Auf das neue Buch von Jay Walljasper “All That We Share: A Field Guide to the Commons“, New Press, 2010; wollte ich bereits hinweisen, als das Belegexemplar Ende 2010 in meinem Briefkasten landete. Das Buch bietet eine Einführung in die Commons als Potpourri aus Portraits und Kurzbeschreibungen von Praktiken des Commoning weltweit. Julie Ristau von Onthecommons hat eine kleine Einführung geschrieben. Wenn ich das lese denke ich immer: Es kann so einfach sein, dass es fast schon wehtut. Man muss “nur” ein bisschen umdenken und dann das Offensichtliche tun.
Ich kopiere einfach den leicht gekürzten englischen Text von Julie, die u.a. darauf aufmerksam macht, dass gerade viele junge Leute kreativ darin sind, mit weniger Markt und mit mehr Miteinander besser auszukommen. Auch wenn sie das nicht “commoning” nennen. Ich bin gerade vom Weltsozialforum in Dakar zurückgekommen. Dort habe ich viel über die Commons geredet und wie so oft die Reaktion bekommen: “Aber das ist doch genau das, was wir tun.”
Mir ist es recht egal, wie wir es nennen, ob Solidarische Ökonomie, Buen Vivir, Commons oder Gemeingüter solange klar ist, dass es sich um eine Vielfalt sozialer Praxen handelt, deren Grundüberzeugungen sich decken. Um welche Grundüberzeugungen und Logiken es dabei geht, hatte ich hier zusammengefasst.
Nun aber Julie Risteaus kurzer Text:
“At a recent meeting of a common security club in Boston—one of many groups around the U.S. where people come together to discuss ways to help each other get along in these insecure economic times—someone raised the idea of a tool exchange. Neighbors could take inventory of who owns a snow blower, jigsaw, wheelbarrow, extension ladder, hedge shearers, shop vacuum, various drills, shovels, rakes and other gear that folks could share.

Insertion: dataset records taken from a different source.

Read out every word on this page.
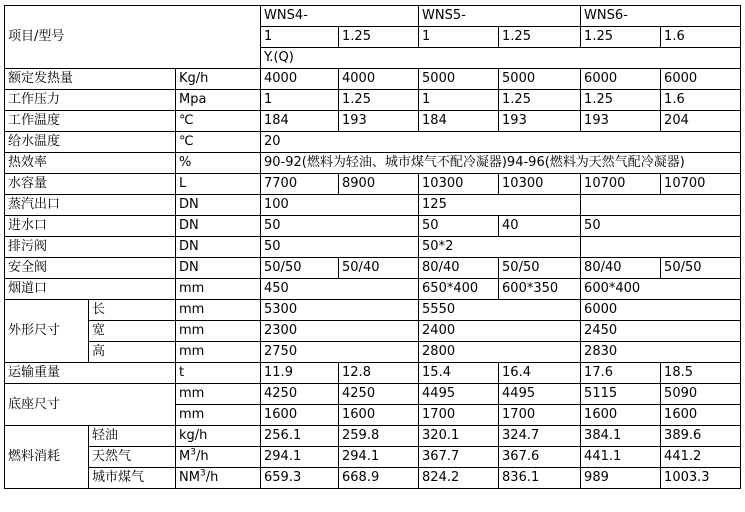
项目/型号			WNS4-		WNS5-		WNS6-	
			1	1.25	1	1.25	1.25	1.6
			Y.(Q)					
额定发热量		Kg/h	4000	4000	5000	5000	6000	6000
工作压力		Mpa	1	1.25	1	1.25	1.25	1.6
工作温度		℃	184	193	184	193	193	204
给水温度		℃	20					
热效率		%	90-92(燃料为轻油、城市煤气不配冷凝器)94-96(燃料为天然气配冷凝器)					
水容量		L	7700	8900	10300	10300	10700	10700
蒸汽出口		DN	100		125			
进水口		DN	50		50	40	50	
排污阀		DN	50		50*2			
安全阀		DN	50/50	50/40	80/40	50/50	80/40	50/50
烟道口		mm	450		650*400	600*350	600*400	
外形尺寸	长	mm	5300		5550		6000	
	宽	mm	2300		2400		2450	
	高	mm	2750		2800		2830	
运输重量		t	11.9	12.8	15.4	16.4	17.6	18.5
底座尺寸		mm	4250	4250	4495	4495	5115	5090
		mm	1600	1600	1700	1700	1600	1600
燃料消耗	轻油	kg/h	256.1	259.8	320.1	324.7	384.1	389.6
	天然气	$M^3/h$	294.1	294.1	367.7	367.6	441.1	441.2
	城市煤气	$NM^3/h$	659.3	668.9	824.2	836.1	989	1003.3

One man in the group who had grown up in the Virgin Islands said that if he knew that a neighbor back home owned a ladder, he naturally assumed he could use it. No one would think of buying something new if someone they knew already owned one. …
The people of the Virgin Islands are poorer than those of Boston in economic terms, but because of traditions of sharing they enjoy a sense of abundance and security missing in even wealthy communities. Today, people across North America and Europe are beginning to look around their neighborhoods and say—“well, no one is using that vacant lot, we could plant a community garden there” or “I think we can solve this crime/environmental/social/economic problem if a bunch of people pitched in to help.”
This represents a swing in the direction of commoning, and it reflects a broader shift in thinking from the prevailing YO-YO ethic (“you’re on your own”) to WITT (“we’re in this together”). At the center of this trend is people joining together to “co-creator” the world they want to see. They aren’t waiting for someone else to take the initiatives that are needed. Commoning represents a “third way”—not locked into the profit-driven mechanics of the market nor dependent on distant government agencies—that enables everyday citizens to actively make decisions and take action that shape their future of their communities. (Although most of those who do it, don’t call it “commoning”)
Commoning is built upon on a network of social relationships (based on the implicit expectation that we will take care of each other) and a shared understanding that some things belong to all of us and must be used in a sustainable and equitable way—which is the essence of the commons itself.
The term “commoning” has been popularized by historian Peter Linebaugh, whose book The Magna Carta Manifesto shows that the founding document of Anglo-American democracy repeatedly affirms people’s right to use the commons for their basic needs. A majority of English people derived at least part of their livelihoods from the commons before the brutal onset
of the Industrial Revolution. They were known as “commoners.” Hence the word “commoning” describes people living in close connection to the commons.
“I use the word because I want a verb for the commons,” Linebaugh explains. “I want to portray it as an activity, not just an idea or material resource. This brings in the essential social element of the commons. “Commoning has always been with us,” he adds, “although we seem to notice it only when the commons are being taken away from us.”
The loss of the commons robs people of their autonomy to meet our basic needs for sustenance, economic security and social connections. Thus, commoning involves taking your life into your own hands rather depending on corporations and other outside forces to sell you what you need.
It’s a way to resist the dominant paradigm of modern life, which insists that what’s bought and sold in the market economy provides fundamental meaning to our lives. It’s a way to tap into hidden chamber within our imaginations, which harbor vivid images of different ways to live.
“Much of commoning depends on memory,” Linebaugh offers. “We are resurrecting some forgotten traditions and cultural practices.” But he is quick to note, “We are not just discovering the commons, we are inventing it is as well. We are learning how to interact and take responsibility in ways that are both old and new…discovering more elemental ways of interacting and organizing social and economic life.” (Herv. S.H.)